Despite our sometimes profound differences I have always known that my Momma loves me, and I can unequivocally echo that I love her. I always say that she survived the teenage years with me. And for that and so much more I am grateful.
My Momma is a perfectionist who loves symmetry and uniformity. Her house is immaculate and everything has its place.
I, on the other hand, would rather do just about anything than clean and my house and my desk and my closet (Oh Lord, my closet) certainly bear witness to this fact.
My Momma likes order and predictability and finds joy in planning ahead -- traits that served her well in her life-long career as a teacher, librarian, and media specialist.
I am the counselor who will drop everything or anything the moment a student with a need hits my door. My sense of order is minimal at best. I actually work best under deadlines and pressure, find a certain symmetry in chaos (a good thing since I raised 4 children and had three of them under four years of age), and love to do things that are last minute or spur of the moment.
My Momma is a peacemaker who abhors conflict and unpleasantness, and she will go to great lengths to avoid any hint of this, especially among family members.
As you might surmise, I love ideas of all shapes and sizes and actually relish a good debate, love to stimulate a hearty discussion, and enjoy nothing better than engaging in a good argument.
We are both utterly convinced that we are right ALL OF THE TIME!
Unfortunately, when I was a teenager, our lack of understanding about the nature of one other's gifts led to quite a few disagreements, and in my case, resulted in acts of outright disobedience coupled with a disrespectful know-it-all attitude. But time has a marvelous way of bringing things full circle. When I raised my own teenagers, on more than one occasion I found myself wishing that I could go back and have a "do-over" with my own mom because I suddenly found myself taking a position or saying something that eerily sounded just like my Momma would have said to me--something I would have taken an oath would NEVER EVER happen.

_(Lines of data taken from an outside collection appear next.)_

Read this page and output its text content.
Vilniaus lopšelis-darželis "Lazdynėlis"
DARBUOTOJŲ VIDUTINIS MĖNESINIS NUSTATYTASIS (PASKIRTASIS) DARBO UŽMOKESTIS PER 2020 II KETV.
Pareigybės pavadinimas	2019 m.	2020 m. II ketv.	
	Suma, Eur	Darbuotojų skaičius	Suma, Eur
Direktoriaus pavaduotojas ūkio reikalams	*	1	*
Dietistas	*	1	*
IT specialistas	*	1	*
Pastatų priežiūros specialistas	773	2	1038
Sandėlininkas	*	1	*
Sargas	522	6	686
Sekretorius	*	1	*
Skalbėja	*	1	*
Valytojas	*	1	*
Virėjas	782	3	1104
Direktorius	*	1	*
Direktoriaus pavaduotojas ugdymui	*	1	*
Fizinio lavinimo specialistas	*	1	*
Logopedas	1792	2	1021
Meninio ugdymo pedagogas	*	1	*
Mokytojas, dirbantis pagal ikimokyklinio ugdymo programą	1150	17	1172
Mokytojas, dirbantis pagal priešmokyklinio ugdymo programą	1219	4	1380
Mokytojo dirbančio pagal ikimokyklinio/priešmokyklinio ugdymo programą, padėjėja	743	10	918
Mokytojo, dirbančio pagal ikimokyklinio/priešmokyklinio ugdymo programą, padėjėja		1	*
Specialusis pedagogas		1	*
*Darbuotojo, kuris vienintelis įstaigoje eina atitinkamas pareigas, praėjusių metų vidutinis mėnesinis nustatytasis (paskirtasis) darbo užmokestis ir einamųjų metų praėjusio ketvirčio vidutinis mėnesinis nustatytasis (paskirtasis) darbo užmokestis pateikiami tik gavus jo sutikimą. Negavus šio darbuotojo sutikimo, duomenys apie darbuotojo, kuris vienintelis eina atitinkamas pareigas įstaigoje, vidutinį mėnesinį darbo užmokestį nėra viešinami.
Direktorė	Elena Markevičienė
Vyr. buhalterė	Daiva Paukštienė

As a teen and young woman I struggled against my mother's nature for it only seemed to exacerbate my own sense of inadequacy and intensify my weaknesses. Now as a middle-aged-woman, with grown children and a grandchild, I marvel at the perspective and wisdom that more than a few years under my belt have brought. I am profoundly grateful that I have come to see and appreciate the intrinsic beauty of my relationship with my Momma and to understand that the depth of our differences has been deeply enriching for us both. It is a humbling place to be. It is also interesting because I am not unaware that my own children frequently misunderstand me; find me frustrating, manipulative, and controlling at times and there are many little things and certainly some big things that I do that drive them crazy, yet on the whole I am thankful that they have been generous with their forgiveness and unfailing with their love. I have learned a lot from them -- and the least of which is how to love my own Momma better.